Open knoam opened 3 years ago

knoam commented 3 years ago

Could you also use FLAML to select an optimal subset of features, perhaps using fewer features at first, then increasing, similar to how model complexity increases during training?

qingyun-wu commented 3 years ago

Hi @knoam, thank you for your question and that's an interesting idea. Presumably, you can do so by creating a customized learner: 1. add the number of features to use as a hyperparameter in the search space; 2. before the actual training, first do feature selection according to the number of features suggested by FLAML to get the feature used for training. One underlying assumption of this approach is that your features are ordered by importance or the order does not matter that much such that we can make a decision based on the number of features. Let me know what do you think!

Thank you!

jw00000 commented 3 years ago

From what I gleaned from playing with autosklearn, their approach was to build their search space to search for the best 'pipeline' where a pipeline included some preprocessing steps as well as the estimator. So included in the search space were hyperparameters defining choices about which preprocessing components to use and with what hyperparameters. Among the choices of preprocessing steps were many sklearn transformers including feature selection transformers. As a result the search space is rather large I think. I'm curious what you think about this approach. Would it make the search space too large to be practical? Do you think it would improve the quality of the models?

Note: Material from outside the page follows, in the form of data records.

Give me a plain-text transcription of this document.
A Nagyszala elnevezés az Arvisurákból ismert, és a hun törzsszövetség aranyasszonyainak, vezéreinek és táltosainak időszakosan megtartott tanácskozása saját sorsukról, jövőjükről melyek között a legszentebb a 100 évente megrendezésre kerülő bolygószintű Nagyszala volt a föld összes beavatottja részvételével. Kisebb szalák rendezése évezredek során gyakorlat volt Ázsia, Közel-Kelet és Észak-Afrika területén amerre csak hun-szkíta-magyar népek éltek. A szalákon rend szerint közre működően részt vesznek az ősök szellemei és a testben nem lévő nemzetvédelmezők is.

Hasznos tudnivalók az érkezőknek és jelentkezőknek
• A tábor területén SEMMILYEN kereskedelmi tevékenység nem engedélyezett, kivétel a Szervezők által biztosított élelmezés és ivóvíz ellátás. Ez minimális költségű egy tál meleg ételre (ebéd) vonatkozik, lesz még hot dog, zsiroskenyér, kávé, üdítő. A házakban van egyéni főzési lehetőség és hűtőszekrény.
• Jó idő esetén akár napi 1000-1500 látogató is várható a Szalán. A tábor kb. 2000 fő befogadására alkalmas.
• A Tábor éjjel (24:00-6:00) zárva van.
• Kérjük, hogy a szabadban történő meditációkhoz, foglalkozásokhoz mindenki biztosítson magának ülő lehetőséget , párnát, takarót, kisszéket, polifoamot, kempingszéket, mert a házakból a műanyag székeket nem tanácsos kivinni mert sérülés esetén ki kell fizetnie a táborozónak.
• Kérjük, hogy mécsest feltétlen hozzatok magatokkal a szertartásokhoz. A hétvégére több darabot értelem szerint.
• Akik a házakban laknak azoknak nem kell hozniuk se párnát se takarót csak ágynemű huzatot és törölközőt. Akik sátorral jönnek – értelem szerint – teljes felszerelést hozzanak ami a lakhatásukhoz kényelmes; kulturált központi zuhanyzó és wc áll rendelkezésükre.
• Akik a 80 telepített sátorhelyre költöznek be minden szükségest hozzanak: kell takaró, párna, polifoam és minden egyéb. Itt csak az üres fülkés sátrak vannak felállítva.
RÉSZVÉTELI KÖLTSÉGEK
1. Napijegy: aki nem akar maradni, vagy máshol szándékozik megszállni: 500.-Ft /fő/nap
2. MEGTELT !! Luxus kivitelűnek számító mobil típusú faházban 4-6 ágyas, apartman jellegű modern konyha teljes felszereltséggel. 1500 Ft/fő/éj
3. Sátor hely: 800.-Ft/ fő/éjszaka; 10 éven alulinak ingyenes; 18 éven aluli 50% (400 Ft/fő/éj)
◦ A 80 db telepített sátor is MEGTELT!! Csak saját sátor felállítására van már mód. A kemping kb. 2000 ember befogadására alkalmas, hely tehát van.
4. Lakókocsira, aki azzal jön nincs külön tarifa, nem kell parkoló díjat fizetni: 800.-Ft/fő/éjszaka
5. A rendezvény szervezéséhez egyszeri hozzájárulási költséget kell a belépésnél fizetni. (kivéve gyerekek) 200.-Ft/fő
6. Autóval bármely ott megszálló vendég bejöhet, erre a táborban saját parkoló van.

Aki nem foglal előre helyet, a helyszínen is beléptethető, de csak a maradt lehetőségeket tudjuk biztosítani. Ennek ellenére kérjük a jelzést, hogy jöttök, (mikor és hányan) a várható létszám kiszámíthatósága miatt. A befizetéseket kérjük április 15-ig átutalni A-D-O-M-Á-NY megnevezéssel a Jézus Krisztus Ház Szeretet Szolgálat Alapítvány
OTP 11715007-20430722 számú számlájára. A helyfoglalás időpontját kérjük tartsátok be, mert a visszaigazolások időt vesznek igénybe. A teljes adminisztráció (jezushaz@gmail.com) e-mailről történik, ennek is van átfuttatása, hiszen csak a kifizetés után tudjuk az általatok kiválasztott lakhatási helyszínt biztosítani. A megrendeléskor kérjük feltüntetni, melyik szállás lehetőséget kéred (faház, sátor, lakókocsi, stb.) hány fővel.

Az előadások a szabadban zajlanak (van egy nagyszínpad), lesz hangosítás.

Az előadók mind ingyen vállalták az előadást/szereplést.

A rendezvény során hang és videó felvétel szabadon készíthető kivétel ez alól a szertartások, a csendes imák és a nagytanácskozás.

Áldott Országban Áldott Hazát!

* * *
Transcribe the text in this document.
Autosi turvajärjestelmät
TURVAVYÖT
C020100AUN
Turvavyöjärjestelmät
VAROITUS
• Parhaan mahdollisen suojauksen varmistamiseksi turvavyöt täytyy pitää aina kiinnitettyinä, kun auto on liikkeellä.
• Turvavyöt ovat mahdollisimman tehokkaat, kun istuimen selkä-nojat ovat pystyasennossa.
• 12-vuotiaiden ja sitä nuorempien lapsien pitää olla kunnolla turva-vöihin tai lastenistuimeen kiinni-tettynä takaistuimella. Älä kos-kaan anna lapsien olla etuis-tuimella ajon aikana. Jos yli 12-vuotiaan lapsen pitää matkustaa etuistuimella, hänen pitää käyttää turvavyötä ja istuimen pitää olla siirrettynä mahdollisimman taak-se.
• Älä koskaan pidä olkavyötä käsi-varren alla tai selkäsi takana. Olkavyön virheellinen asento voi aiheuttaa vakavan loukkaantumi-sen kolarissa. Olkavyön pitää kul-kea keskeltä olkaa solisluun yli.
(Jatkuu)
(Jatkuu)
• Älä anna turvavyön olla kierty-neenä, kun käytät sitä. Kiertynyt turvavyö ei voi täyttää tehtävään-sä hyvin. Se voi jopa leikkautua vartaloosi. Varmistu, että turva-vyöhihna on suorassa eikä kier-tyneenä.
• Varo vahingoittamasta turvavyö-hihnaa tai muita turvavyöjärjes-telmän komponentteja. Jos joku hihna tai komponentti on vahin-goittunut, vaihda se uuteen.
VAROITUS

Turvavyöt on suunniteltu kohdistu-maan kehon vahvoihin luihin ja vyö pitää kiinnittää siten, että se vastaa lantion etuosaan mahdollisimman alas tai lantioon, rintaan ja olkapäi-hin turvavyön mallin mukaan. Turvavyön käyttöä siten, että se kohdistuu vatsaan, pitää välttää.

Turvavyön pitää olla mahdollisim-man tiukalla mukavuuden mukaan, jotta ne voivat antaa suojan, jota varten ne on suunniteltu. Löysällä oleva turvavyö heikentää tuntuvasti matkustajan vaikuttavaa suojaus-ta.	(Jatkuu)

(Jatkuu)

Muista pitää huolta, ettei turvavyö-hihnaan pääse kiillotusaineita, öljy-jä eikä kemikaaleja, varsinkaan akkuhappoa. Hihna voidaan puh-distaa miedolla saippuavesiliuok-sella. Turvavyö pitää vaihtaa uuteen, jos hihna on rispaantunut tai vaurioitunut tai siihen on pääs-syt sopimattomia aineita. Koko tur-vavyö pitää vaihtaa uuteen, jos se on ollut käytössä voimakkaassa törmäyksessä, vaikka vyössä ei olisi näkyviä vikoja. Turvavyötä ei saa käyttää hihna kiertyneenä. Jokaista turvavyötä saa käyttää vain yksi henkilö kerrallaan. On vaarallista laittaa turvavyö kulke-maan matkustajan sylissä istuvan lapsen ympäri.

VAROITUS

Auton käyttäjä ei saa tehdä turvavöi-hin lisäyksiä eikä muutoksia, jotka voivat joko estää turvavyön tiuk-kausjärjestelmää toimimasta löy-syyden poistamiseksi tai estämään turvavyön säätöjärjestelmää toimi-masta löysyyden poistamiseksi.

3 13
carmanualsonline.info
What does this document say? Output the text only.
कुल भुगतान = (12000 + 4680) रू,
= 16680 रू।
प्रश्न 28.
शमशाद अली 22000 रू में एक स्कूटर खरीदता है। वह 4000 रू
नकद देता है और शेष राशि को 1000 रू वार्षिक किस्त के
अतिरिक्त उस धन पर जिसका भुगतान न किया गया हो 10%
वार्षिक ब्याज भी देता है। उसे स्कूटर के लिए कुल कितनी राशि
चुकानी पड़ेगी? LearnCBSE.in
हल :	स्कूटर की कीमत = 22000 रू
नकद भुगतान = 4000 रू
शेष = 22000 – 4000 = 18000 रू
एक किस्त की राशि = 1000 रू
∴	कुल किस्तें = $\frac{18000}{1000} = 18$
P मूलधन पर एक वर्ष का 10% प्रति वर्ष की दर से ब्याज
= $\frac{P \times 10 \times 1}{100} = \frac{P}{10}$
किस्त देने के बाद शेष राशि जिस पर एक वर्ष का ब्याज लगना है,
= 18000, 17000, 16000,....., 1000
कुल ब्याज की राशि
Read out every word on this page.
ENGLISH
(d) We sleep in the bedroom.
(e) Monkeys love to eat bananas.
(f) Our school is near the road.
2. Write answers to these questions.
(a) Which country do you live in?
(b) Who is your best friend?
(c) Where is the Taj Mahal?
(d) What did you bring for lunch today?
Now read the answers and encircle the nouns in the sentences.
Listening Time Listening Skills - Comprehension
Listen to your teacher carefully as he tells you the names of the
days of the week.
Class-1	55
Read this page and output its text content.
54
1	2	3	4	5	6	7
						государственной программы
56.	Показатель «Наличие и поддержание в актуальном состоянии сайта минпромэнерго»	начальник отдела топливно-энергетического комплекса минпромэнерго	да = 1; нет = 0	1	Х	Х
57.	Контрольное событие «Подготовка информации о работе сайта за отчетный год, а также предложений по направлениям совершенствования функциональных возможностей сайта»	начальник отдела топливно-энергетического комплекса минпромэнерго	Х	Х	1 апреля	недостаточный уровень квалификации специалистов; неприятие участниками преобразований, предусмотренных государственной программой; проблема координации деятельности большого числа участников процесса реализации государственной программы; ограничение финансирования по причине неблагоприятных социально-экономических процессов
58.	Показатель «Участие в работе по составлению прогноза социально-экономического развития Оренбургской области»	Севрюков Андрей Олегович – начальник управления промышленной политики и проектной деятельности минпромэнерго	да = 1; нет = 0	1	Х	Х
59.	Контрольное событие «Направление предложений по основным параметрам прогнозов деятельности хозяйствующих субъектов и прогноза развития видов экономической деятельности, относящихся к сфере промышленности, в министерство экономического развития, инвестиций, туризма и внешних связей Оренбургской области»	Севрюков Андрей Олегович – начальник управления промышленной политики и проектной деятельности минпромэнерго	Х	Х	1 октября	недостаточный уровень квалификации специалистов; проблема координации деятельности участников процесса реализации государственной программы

qingyun-wu commented 3 years ago

Hi @jw00000, thank you for sharing your experience with autosklearn and suggestions. Including the preprocessing component into the search space (as a hyperparameter with categorical choices) is a very reasonable approach, especially when the number of preprocessing choices is not that large, e.,g., it should be still practical when the number is less than 5. Regarding the impact on model quality: if the time/resource budget is abundant, presumably the model quality won't become worse, although in the case where the time/resource budget is small, the quality of the resulting model may be degraded. We haven't tried this yet. Do you want to give it a try? We'd like to know how it works if so. Thank you!

sonichi commented 2 years ago

@knoam what is a metric you'd like to optimize when doing feature selection? With what constraint?